Азриэль поднялся, не отдохнув, но был счастлив, что вырвался из оков ночных кошмаров. Ему хотелось кинуться к Чаре, проверить, как она. Лишь то, что она, наверное, еще спит, уставшая, заставило его вести себя тихо. Он не хотел ее будить — только навестить и тут же вернуться обратно в постель. Ему просто жизненно необходимо было услышать ее мерное дыхание, увидеть спокойное, не обремененное заботами лицо без намека на грусть, увидеть, как она обнимает подушку во сне.

Принц поднялся и на цыпочках выбрался из комнаты. Он ступал осторожно, поминутно задерживая дыхание, но в доме крепко спали. Из комнаты Чары в щель под дверью лился мягкий свет. Оставила ночник? Азиель всегда гордился подругой, она ничего не боялась: ни темноты, ни кошмаров. Вряд ли они вообще ей снились. Бывало, Азриэль прибегал, дрожа, с мокрой шерстью вокруг глаз. Чара тогда обнимала его и шептала, что кошмары нужно побеждать, нещадно уничтожать прямо во сне, и тогда они больше не придут. Азриэль верил ей. Так почему свет?..

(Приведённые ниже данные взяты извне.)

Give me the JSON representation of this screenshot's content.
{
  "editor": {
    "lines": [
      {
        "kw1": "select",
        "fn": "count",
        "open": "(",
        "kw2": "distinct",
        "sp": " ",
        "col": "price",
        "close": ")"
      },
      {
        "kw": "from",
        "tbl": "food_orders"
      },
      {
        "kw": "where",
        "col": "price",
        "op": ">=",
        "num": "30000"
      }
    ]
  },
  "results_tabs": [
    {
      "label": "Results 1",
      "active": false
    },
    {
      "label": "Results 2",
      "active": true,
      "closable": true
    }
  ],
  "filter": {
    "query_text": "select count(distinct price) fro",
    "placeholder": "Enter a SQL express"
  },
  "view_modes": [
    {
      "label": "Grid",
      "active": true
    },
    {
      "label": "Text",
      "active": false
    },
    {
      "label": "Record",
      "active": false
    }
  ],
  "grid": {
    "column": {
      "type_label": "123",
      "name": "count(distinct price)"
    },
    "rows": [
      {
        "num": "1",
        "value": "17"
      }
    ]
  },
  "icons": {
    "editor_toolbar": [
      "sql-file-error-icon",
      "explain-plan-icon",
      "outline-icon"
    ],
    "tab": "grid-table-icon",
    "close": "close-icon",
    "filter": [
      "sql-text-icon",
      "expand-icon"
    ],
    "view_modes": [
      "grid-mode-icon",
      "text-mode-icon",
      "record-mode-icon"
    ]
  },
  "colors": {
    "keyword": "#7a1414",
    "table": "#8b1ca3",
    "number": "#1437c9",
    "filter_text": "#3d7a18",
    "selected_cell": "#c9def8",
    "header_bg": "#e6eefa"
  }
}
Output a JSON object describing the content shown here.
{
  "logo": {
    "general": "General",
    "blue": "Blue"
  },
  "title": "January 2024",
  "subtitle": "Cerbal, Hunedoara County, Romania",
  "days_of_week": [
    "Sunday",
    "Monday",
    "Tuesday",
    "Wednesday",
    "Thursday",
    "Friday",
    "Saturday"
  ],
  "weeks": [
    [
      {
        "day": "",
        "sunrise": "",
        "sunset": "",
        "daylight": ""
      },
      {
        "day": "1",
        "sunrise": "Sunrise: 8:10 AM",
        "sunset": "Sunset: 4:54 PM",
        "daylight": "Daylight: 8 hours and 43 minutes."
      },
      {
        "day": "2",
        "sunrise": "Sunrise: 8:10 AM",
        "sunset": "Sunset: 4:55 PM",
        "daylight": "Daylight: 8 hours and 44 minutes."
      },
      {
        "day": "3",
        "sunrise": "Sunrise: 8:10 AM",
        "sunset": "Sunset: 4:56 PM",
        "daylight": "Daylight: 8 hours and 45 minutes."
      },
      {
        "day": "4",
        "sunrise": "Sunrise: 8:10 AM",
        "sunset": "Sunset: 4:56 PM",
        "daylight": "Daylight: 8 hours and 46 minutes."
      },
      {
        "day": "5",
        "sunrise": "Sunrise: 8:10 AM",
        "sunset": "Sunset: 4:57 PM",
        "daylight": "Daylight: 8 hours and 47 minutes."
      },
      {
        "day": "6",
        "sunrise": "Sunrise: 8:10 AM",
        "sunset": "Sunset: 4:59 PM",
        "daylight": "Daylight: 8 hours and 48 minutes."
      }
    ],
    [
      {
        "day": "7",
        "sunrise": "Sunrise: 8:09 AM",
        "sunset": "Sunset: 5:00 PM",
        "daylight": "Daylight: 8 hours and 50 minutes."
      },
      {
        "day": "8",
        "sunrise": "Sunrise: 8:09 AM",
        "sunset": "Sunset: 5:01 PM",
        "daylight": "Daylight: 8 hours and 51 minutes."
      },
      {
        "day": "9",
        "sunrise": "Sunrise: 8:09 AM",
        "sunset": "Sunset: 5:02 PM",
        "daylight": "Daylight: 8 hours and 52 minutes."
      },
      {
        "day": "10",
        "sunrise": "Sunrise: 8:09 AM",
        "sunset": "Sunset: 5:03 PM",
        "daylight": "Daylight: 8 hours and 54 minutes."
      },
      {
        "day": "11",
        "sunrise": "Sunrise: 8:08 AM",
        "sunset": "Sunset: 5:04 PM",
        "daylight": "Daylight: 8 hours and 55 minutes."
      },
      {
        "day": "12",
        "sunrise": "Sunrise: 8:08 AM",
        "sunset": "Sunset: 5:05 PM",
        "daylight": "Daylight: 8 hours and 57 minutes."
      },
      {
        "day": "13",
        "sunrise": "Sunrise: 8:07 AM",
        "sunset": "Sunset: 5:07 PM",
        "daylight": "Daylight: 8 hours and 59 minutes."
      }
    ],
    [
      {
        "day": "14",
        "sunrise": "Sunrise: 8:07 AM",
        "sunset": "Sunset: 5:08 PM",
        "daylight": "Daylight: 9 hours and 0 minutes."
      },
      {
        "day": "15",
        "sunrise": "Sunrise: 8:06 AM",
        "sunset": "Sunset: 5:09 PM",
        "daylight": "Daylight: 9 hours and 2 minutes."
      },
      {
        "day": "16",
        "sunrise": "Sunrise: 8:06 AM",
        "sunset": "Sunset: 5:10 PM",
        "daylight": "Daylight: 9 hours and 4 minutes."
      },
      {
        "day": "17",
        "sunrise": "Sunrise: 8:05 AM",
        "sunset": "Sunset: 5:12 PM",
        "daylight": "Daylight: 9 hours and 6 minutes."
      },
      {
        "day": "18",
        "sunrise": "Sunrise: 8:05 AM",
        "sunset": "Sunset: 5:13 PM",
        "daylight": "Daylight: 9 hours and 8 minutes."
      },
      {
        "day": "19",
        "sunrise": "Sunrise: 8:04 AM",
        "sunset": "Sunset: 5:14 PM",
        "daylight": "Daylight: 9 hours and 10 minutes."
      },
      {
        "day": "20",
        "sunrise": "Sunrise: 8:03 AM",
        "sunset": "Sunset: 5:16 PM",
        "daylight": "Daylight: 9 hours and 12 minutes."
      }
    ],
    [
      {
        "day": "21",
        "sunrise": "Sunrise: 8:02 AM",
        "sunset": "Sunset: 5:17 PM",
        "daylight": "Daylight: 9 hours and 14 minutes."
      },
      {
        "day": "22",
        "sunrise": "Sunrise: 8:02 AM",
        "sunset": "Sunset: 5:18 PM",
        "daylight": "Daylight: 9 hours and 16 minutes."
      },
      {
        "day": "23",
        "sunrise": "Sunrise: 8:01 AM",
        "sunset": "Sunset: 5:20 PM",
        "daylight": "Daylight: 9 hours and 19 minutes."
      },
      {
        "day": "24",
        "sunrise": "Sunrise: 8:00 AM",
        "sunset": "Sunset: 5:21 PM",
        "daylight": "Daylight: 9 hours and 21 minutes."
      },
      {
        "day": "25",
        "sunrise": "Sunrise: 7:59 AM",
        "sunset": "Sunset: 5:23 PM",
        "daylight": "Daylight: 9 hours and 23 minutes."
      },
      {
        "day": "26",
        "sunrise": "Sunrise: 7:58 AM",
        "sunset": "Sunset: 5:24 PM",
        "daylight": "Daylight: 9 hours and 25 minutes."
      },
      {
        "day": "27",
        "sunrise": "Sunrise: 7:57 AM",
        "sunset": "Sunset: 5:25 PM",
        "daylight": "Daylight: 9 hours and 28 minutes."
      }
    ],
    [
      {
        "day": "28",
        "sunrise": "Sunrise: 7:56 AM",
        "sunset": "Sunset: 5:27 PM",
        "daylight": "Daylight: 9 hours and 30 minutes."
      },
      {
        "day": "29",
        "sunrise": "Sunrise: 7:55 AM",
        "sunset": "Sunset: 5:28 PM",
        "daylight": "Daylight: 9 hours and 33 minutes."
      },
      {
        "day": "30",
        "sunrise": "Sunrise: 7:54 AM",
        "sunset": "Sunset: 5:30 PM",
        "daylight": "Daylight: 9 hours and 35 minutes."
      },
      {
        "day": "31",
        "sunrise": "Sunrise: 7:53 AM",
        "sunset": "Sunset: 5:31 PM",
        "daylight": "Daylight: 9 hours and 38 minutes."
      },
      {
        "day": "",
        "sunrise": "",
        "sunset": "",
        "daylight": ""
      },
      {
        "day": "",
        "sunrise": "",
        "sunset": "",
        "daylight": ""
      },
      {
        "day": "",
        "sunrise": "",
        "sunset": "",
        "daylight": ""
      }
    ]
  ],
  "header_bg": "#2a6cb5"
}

Принц осторожно заглянул в комнату подруги, Чара лежала на кровати, но глаза были открыты. Девочка не двигалась, смотря в потолок, ее слегка вьющиеся волосы разметались по подушке.

— Чара?..

Азриэль, немного подумав, вошел. В неярком свете глаза Чары, казалось, светились. Стало жутко.

— Чара?.. — повторил он, приближаясь к кровати. Но та даже зрачки на него не скосила.

— Чара, Чара, ну что с тобой?! — по телу крался озноб, пальцы на миг потеряли чувствительность. Все это швырнуло Азриэля на порог истерики. Глаза как всегда защипало, засвербило в носу, он мелко-мелко задрожал. Страх накрыл удушающей волной, и Азриэль с трудом поборол желание метнуться из комнаты прочь. Он заставил себя сделать еще шаг и прикоснуться ко лбу подруги. Липкий и влажный.

— Чара, ты заболела? — всхлипнул Азриэль, глядя в ее пустые глаза, не надеясь на ответ. Вдруг ослабевшая рука девочки схватила его за запястье, веки Чары опустились, из ее груди вырвался то ли вздох, то ли стон. Азриэль вздрогнул и выскочил из комнаты с такими глазами, будто призрака увидел.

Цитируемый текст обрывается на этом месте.